Here’s our update on that http://notes.envato.com/general/envato-response-to-the-heartbleed-ssl-vulnerability/
The server we use for account login ( https://account.envato.com ) was vulnerable, but we patched it, and reissued the SSL private keys and certificate. It’s all good now.
It’s still good practice for users to change their passwords though.
This is a known bug we’ll be fixing soon.
The search index doesn’t get updated when item attachments change at present.
In the meantime, you can fix these items yourself. You just need to make another change to your item (like adding a blank line at the end of your description). That’ll trigger the search engine detecting the item has changed, and reindex it properly.
We usually hold a post-incident-review session after events like this where we do proper root cause analysis and figure out recommendations on how to prevent it reoccurring. We haven’t done that yet, as the team has been busy cleaning up lingering issues, and getting everything back in order.
I’m sure that when we’ve regrouped and done some proper analysis, there will be more comms about it.Short version of what happened:
- load spike on marketplace sites – possible DDOS attack
- primary database got overloaded
- automated failover to secondary at the networking layer. DB IP traffic from app servers sent to secondary DB – (THIS SHOULD NOT HAVE HAPPENED)
- secondary database was configured to allow writes – (THIS SHOULD NOT HAVE HAPPENED)
- writes went to secondary DB for ~ 45 mins causing a huge data headache to be unstitched by the dev team
- writes went back to primary DB
- all data safe and nothing lost, but some data in the wrong place
- dev team does analysis, and moves data around to get everything back as it should be
- DDOS protection layer enabled to prevent further problems and keep the site from being taken down by attackers. However, DDOS protection can cause issues with API requests, and can cause page load performance decreases
note – I’m just commenting as an observer, and not officially. I haven’t really been working closely on this myself (aside from the initial recovery). This is just info that has been discussed already.

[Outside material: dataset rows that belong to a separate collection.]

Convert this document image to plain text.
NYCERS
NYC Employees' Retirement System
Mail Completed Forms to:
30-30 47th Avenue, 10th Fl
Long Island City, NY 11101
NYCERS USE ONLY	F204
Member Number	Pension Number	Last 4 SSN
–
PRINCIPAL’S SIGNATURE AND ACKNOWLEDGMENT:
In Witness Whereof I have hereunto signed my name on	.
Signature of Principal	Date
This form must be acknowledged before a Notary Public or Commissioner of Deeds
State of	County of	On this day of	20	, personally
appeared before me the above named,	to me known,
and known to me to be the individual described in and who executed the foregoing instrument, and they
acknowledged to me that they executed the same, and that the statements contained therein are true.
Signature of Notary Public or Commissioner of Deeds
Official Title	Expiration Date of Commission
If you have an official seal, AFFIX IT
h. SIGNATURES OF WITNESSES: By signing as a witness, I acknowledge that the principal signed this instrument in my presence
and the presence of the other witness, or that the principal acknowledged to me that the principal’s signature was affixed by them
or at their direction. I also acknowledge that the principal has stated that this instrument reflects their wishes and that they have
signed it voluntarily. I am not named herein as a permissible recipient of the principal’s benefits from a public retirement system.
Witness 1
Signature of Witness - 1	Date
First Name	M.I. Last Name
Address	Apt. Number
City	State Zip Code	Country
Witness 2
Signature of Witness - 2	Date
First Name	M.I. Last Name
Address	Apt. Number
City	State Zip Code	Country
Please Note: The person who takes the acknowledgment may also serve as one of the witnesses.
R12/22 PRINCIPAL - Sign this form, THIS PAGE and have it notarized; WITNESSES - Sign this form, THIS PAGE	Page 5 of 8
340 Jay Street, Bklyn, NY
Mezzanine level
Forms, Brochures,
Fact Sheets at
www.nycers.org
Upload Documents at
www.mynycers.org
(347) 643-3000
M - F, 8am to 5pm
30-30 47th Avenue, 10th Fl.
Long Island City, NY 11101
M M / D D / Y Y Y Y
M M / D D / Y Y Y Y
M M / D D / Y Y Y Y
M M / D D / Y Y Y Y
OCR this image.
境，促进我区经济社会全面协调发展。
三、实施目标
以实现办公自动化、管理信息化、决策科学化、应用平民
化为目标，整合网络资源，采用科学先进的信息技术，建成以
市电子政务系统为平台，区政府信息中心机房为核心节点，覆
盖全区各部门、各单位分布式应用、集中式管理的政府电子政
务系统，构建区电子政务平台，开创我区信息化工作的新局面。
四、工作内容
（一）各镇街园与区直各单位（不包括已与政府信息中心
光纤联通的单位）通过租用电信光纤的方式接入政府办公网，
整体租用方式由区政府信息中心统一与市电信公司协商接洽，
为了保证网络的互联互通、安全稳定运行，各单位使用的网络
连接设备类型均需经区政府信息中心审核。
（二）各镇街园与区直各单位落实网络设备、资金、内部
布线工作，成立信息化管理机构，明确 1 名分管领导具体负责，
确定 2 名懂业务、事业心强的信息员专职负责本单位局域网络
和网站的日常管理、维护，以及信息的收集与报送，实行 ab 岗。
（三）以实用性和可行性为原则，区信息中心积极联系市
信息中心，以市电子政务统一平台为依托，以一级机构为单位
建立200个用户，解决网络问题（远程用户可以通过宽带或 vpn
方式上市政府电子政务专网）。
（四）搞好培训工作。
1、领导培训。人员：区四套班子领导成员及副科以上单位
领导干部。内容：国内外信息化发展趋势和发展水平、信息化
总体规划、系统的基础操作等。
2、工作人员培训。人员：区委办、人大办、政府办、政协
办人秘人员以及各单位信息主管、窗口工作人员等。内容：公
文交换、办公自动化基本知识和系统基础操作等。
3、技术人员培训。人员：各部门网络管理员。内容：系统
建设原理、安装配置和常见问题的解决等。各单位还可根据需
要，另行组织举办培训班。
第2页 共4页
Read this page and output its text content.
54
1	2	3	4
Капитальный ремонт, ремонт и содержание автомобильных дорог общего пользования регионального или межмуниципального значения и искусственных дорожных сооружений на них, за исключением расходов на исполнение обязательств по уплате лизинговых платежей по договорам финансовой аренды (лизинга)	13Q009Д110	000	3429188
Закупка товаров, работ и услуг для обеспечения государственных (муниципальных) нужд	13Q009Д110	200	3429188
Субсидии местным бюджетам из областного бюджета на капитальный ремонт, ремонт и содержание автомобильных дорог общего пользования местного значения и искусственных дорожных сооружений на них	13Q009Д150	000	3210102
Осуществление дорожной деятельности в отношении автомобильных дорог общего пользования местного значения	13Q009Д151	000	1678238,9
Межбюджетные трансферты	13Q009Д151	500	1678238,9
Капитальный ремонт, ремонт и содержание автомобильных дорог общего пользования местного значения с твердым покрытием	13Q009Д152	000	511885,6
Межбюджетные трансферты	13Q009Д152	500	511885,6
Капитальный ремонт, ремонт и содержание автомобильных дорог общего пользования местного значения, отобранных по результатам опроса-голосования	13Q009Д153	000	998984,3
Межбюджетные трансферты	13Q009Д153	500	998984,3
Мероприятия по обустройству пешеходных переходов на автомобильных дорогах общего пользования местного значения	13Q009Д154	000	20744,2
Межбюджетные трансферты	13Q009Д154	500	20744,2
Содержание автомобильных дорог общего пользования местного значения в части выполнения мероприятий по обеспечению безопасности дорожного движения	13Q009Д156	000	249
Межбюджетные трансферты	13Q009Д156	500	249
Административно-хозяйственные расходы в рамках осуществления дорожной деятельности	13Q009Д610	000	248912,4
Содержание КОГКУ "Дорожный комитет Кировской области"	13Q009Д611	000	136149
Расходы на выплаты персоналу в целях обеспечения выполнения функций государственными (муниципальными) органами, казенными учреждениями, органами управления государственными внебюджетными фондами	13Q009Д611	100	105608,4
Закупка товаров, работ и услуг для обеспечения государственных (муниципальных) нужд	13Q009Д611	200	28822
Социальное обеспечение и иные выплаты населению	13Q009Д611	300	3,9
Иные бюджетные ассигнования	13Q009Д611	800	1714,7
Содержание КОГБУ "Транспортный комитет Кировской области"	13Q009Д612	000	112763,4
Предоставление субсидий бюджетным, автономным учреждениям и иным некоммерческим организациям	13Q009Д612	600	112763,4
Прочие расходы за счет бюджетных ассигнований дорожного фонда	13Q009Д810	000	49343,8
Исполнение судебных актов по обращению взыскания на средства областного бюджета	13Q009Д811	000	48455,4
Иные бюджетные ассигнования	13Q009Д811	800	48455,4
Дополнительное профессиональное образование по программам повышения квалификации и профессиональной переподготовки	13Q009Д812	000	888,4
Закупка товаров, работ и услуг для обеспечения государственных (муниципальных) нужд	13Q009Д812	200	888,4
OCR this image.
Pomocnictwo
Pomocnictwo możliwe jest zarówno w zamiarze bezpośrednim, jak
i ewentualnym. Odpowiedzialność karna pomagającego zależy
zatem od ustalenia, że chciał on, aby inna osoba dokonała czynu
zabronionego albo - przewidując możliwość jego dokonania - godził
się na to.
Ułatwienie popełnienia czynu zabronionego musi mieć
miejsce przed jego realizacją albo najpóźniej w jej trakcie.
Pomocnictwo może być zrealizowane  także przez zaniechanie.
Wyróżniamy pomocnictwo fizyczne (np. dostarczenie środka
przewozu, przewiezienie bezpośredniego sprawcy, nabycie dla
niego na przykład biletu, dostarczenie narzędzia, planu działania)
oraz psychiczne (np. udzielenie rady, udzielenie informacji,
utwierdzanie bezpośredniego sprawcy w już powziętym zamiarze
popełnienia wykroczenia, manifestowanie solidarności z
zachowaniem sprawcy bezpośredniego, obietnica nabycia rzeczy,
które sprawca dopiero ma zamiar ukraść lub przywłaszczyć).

Hey all, have been distracted for a few days with other things going on around the place.
No backend changes to search have been released since last update. Some visual UI tweaks have been worked on.
Main thing happening in search land is that we’ve built a proper system for testing relevancy changes so we have better metrics about what changes and how prior to releasing. This means that we can replay the top 1000 queries for each site, get the order of items for both the new code, and what is currently live, and compare the results to show how divergent they are. This will help prevent facepalm stupid level bugs with search getting live.
We also had security evict Justin Bieber, as he was still hanging around the office, and wouldn’t leave. Also turns out his code is crap, and we wouldn’t want to have deployed it anyway.
But nevertheless, as long as the description is used at all in the search, a good strategy for the author is to filter out all terms that are not likely to be searched upon and maximize the density of good search terms for his/her item (more or less the way one goes about thinking up tags, actually)
The danger is though, that a lot of information that is very important to buyers is not search friendly. Not only is it not search friendly, it dilutes the density and the search engine score of the search friendly terms.
Look at my description on this item http://videohive.net/item/sketch/91631
Would you concede that it would rank higher on the terms “sketch”, “preset”, “drawn”, “cool”, “animation” and “look” if I were to remove everything except the first sentence? What I should do is encapsulate the latter part of the description in a gif image and embed that in the description, leaving my searchable keywords as a greater constituent element of the overall description.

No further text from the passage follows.